Bitcoin has fallen more than 70% in value since it hit its 2021 high of over $67,000, now worth just under $19,000.
The leading cryptocurrency has taken a beating in 2022, continuing a decline that started in November last year. For most of the year, the value remained within touching distance of $40,000, but two large drops – one at the beginning of May and one last week – has brought the currency to less than one-third of that November high.
Bitcoin now holds about as much value as it did during its previous record high in Dec. 2017 of $19,363.16. The currency spiked to new highs in 2021, with a dip for six months during which it was worth around $30,000 before hitting its all-time highest value.
Crypto traders have felt the selling pressure in recent weeks: Ledn Inc. co-founder and CSO Mauricio Di Bartolomeo said Thursday during an appearance on "Mornings with Maria" that there has been an "implosion" in some areas of the crypto market that has wiped out billions of wealth.
"I think that's creating some challenges which are added, adding to the further selling pressure," Bartolomeo said. "But I think what this exemplifies very well is that not all lending platforms and not all assets within crypto are created equal."

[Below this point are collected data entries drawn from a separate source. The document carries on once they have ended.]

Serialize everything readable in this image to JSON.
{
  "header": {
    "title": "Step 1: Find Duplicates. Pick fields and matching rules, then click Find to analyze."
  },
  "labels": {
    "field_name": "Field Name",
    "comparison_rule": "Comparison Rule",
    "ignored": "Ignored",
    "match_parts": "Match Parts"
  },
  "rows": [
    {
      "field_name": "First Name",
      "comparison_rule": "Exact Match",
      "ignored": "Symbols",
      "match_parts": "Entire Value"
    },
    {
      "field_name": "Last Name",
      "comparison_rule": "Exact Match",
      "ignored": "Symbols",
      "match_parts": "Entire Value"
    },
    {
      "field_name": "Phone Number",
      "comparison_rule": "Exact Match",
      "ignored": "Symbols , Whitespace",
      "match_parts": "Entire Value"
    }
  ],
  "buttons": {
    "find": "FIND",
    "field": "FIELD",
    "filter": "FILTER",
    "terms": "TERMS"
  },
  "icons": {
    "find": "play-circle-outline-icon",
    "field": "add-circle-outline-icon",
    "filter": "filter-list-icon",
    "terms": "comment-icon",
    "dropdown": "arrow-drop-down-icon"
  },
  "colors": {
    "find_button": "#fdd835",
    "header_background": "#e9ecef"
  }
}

Bitcoin and other cryptocurrencies have struggled in sympathy with the broader stock market, which is contending with scorching-hot inflation. The Federal Reserve, which has already begun hiking interest rates to bring inflation down, will offer an update on its outlook for the economy this week following its two-day policy-setting meeting.
Billionaire crypto investor Mike Novogratz recently told CoinDesk's 2022 Consensus Conference that Bitcoin isn’t going to "trade well before the Fed flinches and takes its foot off the brake."
"My hope is that by the fourth quarter, the economy will be slowing enough that the Fed says we are going to pause, and then you will see the next crypto cycle start," he explained. "Then bitcoin will break from equities and lead markets."
Gemini founders Cameron and Tyler Winklevoss have warned that the industry is entering a "crypto winter," described as a "contraction phase settling into a period of stasis." The cryptocurrency exchange recently cuts its staff by 10%, citing "turbulent market conditions that are likely to persist for some time."
FOX Business' Lucas Manfredi contributed to this report.